Helgesen's Web of Inclusion

Оглавление

Mintzberg's five‐sector imagery adds a new dimension to the conventional line‐staff organization chart but retains some of the traditional image of structure as a top‐down pyramid. Helgesen argues that the idea of hierarchy is primarily a male‐driven depiction, quite different from structures created by female executives:

The women I studied had built profoundly integrated and organic organizations in which the focus was on nurturing good relationships; in which the niceties of hierarchical rank and distinction played little part; and in which lines of communication were multiplicitous, open, and diffuse. I noted that women tended to put themselves at the center of their organizations rather than at the top, thus emphasizing both accessibility and equality, and that they labored constantly to include people in their decision‐making. (Helgesen, 1995, p. 10)

Helgesen coined the expression “web of inclusion” to depict an organic form more circular than hierarchical. The web builds from the center out. Its architect works much like a spider, spinning new threads of connection and reinforcing existing strands.
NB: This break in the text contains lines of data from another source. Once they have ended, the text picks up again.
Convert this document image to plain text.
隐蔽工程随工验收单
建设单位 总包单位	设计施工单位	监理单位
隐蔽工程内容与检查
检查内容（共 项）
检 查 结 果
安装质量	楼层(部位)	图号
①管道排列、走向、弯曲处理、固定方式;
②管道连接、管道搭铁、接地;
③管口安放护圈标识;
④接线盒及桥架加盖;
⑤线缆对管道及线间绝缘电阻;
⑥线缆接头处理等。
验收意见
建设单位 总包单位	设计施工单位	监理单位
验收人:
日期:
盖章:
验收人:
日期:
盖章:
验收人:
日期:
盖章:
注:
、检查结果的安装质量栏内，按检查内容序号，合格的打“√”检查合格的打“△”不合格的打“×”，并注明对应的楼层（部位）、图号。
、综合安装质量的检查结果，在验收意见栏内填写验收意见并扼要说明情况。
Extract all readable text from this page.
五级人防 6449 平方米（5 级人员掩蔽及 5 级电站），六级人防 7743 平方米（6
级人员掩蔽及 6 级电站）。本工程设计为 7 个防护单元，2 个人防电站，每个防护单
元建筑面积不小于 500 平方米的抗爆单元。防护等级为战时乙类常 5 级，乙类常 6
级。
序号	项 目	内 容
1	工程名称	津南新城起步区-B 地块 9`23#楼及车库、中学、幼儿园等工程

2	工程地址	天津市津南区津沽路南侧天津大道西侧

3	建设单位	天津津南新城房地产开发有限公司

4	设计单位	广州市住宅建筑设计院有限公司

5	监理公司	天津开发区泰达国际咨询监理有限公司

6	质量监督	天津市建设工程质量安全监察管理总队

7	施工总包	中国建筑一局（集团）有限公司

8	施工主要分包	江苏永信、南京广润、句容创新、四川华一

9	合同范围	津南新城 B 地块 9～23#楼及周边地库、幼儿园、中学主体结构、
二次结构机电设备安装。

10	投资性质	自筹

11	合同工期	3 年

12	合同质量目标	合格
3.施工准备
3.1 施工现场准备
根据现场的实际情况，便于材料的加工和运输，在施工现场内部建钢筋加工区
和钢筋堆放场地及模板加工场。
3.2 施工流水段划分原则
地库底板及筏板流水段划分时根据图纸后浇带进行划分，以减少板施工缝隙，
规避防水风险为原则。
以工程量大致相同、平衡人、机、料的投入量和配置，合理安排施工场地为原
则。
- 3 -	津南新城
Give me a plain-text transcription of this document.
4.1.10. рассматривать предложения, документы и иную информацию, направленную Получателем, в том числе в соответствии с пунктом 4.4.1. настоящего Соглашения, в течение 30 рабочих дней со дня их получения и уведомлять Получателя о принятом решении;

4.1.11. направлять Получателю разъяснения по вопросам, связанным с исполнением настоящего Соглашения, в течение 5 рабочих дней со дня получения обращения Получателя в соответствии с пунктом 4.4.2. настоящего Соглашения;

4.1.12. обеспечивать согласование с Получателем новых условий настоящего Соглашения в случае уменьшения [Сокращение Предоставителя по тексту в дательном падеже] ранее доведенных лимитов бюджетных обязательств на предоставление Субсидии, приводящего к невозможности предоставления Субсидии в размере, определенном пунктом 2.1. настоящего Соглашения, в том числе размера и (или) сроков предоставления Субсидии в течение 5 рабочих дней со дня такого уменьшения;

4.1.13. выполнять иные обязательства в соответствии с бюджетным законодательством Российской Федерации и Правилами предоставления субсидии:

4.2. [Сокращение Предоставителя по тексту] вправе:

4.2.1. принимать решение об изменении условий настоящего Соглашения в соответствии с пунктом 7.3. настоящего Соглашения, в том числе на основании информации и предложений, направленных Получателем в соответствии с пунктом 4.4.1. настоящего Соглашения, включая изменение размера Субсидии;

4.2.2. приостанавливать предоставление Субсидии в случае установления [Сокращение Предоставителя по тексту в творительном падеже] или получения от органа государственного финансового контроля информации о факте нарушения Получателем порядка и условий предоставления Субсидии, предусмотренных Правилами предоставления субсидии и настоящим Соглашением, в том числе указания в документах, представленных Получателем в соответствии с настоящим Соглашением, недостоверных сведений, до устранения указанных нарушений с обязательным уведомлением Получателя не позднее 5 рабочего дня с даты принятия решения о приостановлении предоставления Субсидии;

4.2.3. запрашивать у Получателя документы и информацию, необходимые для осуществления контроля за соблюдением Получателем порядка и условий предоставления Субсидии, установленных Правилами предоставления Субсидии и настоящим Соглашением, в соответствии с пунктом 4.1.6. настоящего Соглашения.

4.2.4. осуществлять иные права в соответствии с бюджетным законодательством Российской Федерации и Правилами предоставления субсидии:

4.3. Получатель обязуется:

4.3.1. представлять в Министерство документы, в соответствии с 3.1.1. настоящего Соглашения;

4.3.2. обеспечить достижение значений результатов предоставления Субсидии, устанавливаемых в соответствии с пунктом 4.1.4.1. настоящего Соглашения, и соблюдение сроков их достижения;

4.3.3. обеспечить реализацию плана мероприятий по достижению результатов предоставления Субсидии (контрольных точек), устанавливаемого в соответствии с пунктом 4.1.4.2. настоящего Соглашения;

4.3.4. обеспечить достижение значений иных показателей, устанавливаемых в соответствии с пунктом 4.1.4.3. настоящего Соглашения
The web's center and periphery are interconnected; action in one place ripples across the entire configuration, forming “an interconnected cosmic web in which the threads of all forces and events form an inseparable net of endlessly, mutually conditioned relations” (Fritjof Capra, quoted in Helgesen, 1995, p. 16). Consequently, weaknesses in either the center or the periphery of the web undermine the strength of the natural network.

A famous example of web organization is “Linux, Inc.,” the loose organization of individuals and organizations that has formed around Linus Torvalds, the creator of the open‐source operating system Linux, whose many variants power most of the world's supercomputers, cell phones, stock markets, and web domains. “Linux, Inc.” is anything but a traditional company:

There's no headquarters, no CEO, and no annual report. It's not a single company, but a cooperative venture. More than 13,000 developers from more than 1,300 companies along with thousands of individual volunteers have contributed to the Linux code. The Linux community, Torvalds says, is like a huge spider web, or better yet, multiple spider webs representing dozens of related open‐source projects. His office is “near where those webs intersect.” (Hamm, 2005)

Freewheeling web or lattice structures may encounter increasing challenges as an organization gets bigger. When Meg Whitman became CEO of Internet phenomenon eBay in 1998, she joined an organization of fewer than fifty employees configured in an informal web around founder Pierre Omidyar. When she tried to set up appointments with her new staff, she was surprised to learn that scheduled meetings were a foreign concept in a company where no one kept a calendar. Omidyar had built a company with a strong culture and powerful sense of community but no explicit strategy, no regular meetings, no marketing department, and almost no other identifiable structural elements. Despite the company's phenomenal growth and profitability, Whitman concluded that it was in danger of imploding without more structure and discipline. Omidyar agreed. He had worked hard to recruit Whitman because he believed she brought the big‐company management experience that eBay needed to keep growing (Hill and Farkas, 2000).